Guggenheim Bilbao: A Chameleon Silver-Flying Fish

The Guggenheim Museum Bilbao, a review: there is nothing in the galley halls that matches the architectural sculpture of Frank Gehry’s masterpiece.

Sketching the Guggenheim Bilbao provides it’s challenges; there is not a straight line in the building. The sketch starts in one place and then ends in another. The organic nature of the architecture dictates a less systematic approach that can leave the sketch a little  disoriented. It seems to be a building that is impossible to truly capture.
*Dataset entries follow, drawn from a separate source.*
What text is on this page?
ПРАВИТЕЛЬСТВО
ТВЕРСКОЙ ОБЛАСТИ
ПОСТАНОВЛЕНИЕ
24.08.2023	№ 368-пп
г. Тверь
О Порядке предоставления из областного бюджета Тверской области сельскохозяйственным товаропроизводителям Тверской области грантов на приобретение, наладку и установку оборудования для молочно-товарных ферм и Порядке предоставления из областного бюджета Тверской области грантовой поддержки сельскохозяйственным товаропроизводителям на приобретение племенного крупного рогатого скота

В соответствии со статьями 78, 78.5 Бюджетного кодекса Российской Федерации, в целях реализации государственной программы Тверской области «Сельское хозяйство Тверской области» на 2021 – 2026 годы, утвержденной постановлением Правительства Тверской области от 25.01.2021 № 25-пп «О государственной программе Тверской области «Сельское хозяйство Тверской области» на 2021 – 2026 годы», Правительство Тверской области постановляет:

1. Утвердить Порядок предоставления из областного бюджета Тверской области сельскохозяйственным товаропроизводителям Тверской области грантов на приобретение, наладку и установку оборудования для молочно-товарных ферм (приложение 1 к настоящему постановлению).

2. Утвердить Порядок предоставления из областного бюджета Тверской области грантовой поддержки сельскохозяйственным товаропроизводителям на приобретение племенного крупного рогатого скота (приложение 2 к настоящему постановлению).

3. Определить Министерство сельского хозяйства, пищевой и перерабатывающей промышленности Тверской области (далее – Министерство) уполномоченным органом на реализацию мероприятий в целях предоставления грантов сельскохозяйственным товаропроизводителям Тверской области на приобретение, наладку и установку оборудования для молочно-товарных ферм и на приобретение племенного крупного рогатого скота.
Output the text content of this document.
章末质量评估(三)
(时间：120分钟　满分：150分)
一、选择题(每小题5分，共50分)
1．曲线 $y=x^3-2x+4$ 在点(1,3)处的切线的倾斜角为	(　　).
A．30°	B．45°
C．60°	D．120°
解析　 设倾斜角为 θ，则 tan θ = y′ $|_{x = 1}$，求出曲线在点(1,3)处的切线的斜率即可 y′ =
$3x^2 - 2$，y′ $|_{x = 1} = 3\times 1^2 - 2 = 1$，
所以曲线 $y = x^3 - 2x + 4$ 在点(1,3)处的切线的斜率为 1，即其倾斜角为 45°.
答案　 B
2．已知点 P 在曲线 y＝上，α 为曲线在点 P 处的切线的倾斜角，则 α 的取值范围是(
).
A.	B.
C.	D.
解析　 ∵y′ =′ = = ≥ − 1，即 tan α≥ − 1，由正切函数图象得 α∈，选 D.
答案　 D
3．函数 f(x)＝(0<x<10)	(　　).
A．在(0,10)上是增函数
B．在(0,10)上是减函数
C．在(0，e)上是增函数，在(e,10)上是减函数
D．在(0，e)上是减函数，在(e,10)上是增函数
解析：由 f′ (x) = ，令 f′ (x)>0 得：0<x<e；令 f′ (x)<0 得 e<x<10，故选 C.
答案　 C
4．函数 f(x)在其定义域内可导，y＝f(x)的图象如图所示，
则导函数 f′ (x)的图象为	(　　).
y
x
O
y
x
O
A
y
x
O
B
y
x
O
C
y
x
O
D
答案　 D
Its curvaceous lines and the color of the titanium sides, mirrors the ambient colors that are constantly changing with the overcast skies that shift to sunshine, then rain, and back to the grey skies of the Basque Country.The Guggenheim is a chameleon silver-flying fish that cannot be defined in the halls of science.


Jeff Koons ‘”Puppy”

After two attempts to capture this strange beast (interrupted by the ubiquitous Basque rain), I settled for a much more agreeable Bilbao icon to sketch. The dog that “guards” the contemporary art museum: Jeff Koons’ flower sculpture, known to the locals simply as “puppy”.

I again became part of the scenery and experience to a bunch of French teenagers and a geriatric, cane-wielding, beret-wearing Basque, the Spanish love their daily afternoon constitutionals. He looked at my painting and commented, “¡El perro!” I’m still trying to determine if it was a statement of fact, a question, or a bit of art criticism.

I think this is one of my favorite sketches from Spain. It was very loose and freeing to use a wet on wet technique and let the unpredictable nature of watercolor do what is does best. I call it organized chaos.


One of the pieces that matches the magnificence of Gehry’s Guggenheim, Richard Serra’s sculpture: Snake.